More generally, JFK was worried that an “increasingly large number of young Americans” were “neglecting their bodies” and “getting soft.” In 1961, JFK’s warnings about America’s poor physical well-being led to an Atlantic essay titled “We May Be Sitting Ourselves to Death,” in which a spokesperson for the American Dairy Association fretted over the health of men who spent their days withering away at desk jobs instead of hiking “the dusty trail to bring home the buffalo meat.” (The writer was less concerned about women, who he suggested got plenty of exercise from washing clothes, cooking meals, and picking up after their messy family.) At the time, JFK presented America’s deteriorating health as a matter of Cold War–era national-security concern. As one Atlantic writer explained, “The basic impetus behind this Spartan movement seems to be the fear that the Russians (a vast race of tawny, muscle-bound gymnasts) will someday descend upon our shores and thrash each of us flabby capitalists individually.” America’s growing “softness,” JFK suggested, threatened to “strip and destroy the vitality” of the nation.

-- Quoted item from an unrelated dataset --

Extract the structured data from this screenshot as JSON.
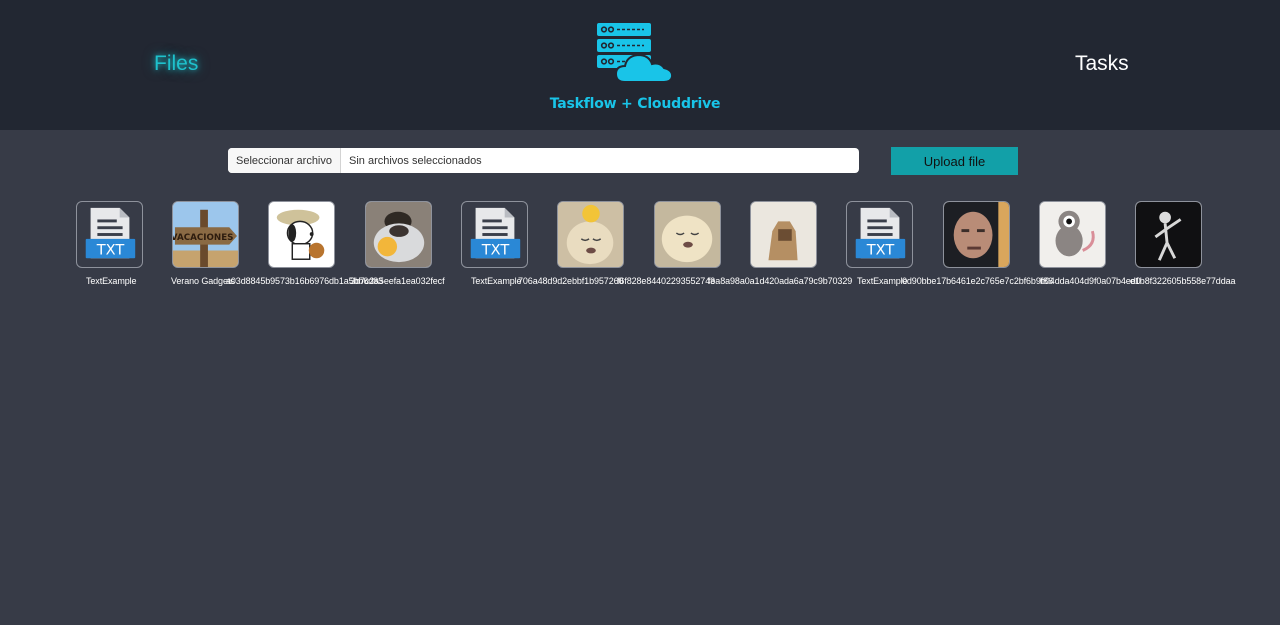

Much like the “Make America healthy again” campaign, the JFK-era movement looked nostalgically upon a rustic, heartier past. But even earlier, during the buffalo-hunting 19th century, Americans were anxious about the nation’s declining health. Only four months after this magazine’s first issue, in 1857, one writer complained that the ancient Greek tradition of fitness “seems to us Americans as mythical.” He insisted that a 30-mile walk, five-mile run, or one-mile swim would cost most Americans “a fit of illness, and many their lives.” Even an hour in the gym, the writer worried, would leave any man’s “enfeebled muscular apparatus” groaning “with rheumatism for a week.” One year later, a surgeon argued that busy schedules and “sedentary life” were to blame for the “limited muscular development” of “professional” men. “We live so fast that we have no time to live,” he wrote.

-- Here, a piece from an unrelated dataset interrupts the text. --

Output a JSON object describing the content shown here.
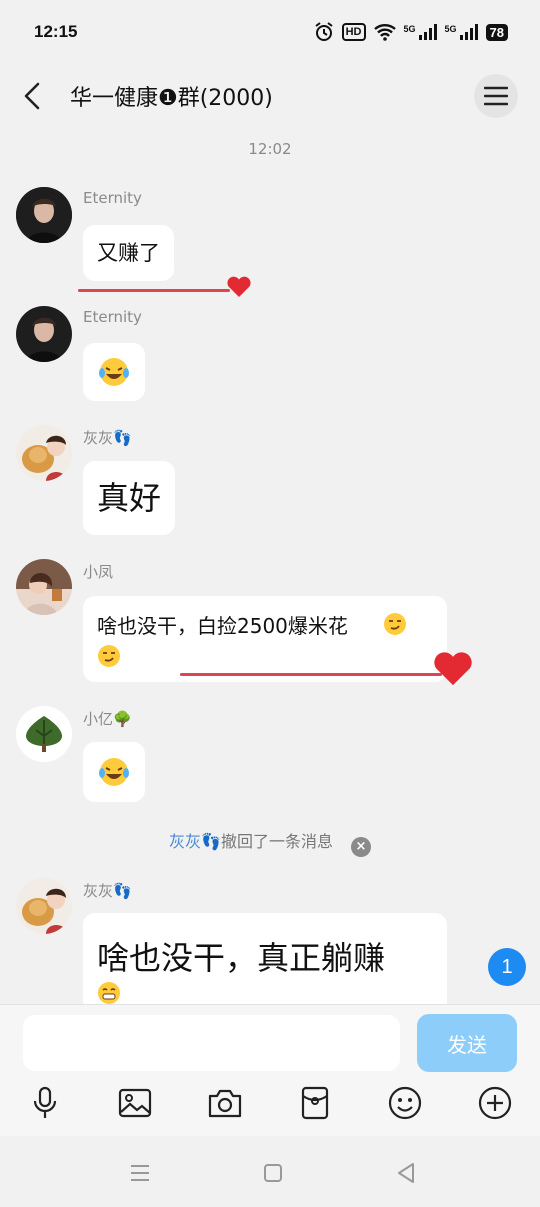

Obesity rates remained relatively stable for 20 years after JFK’s 1960 campaign, before doubling from 1980 to 2000 to what the U.S. surgeon general in 2001 called “epidemic” proportions. Today, 40 percent of U.S. adults meet the clinical definition for obesity. The precise reason for this surge remains unclear, although changing diets and decreased activity levels are thought to play a role. In this particular regard, RFK Jr. is right about America’s declining health. But many other American health outcomes have improved over the decades. Around the time RFK Jr. was born, cardiovascular disease killed Americans at roughly double the rate it does today. Cancer deaths, too, have fallen significantly, thanks to breakthroughs in cancer treatment and a decline in smoking. And that’s not to say anything of the progress made fighting infectious disease earlier in the 20th century.

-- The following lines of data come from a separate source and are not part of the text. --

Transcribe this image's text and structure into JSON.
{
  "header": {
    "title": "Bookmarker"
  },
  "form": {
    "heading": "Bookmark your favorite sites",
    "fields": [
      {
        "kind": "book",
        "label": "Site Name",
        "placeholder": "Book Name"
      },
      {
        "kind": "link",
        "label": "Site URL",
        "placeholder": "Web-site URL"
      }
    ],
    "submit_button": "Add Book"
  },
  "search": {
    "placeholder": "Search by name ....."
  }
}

Yet RFK Jr.’s romanticization of the past has led him to develop an anachronistic approach to health care. He is skeptical of the many advances—GLP-1s, vaccination, milk pasteurization—that have helped improve America’s health over the years. If his intention is to wind back the clock on the American public-health apparatus, he’s off to a strong start. Just this week, he led sweeping cuts across federal health agencies, eliminating thousands of jobs, including the nation’s top tobacco regulator, prominent scientists, and even staffers who focus specifically on chronic-disease prevention. The Department of Health and Human Services was established less than a year before RFK Jr. was born; now he is inviting its destruction. But his efforts to turn back time are foolish. If the golden age of American health exists, it’s in the future, not the past.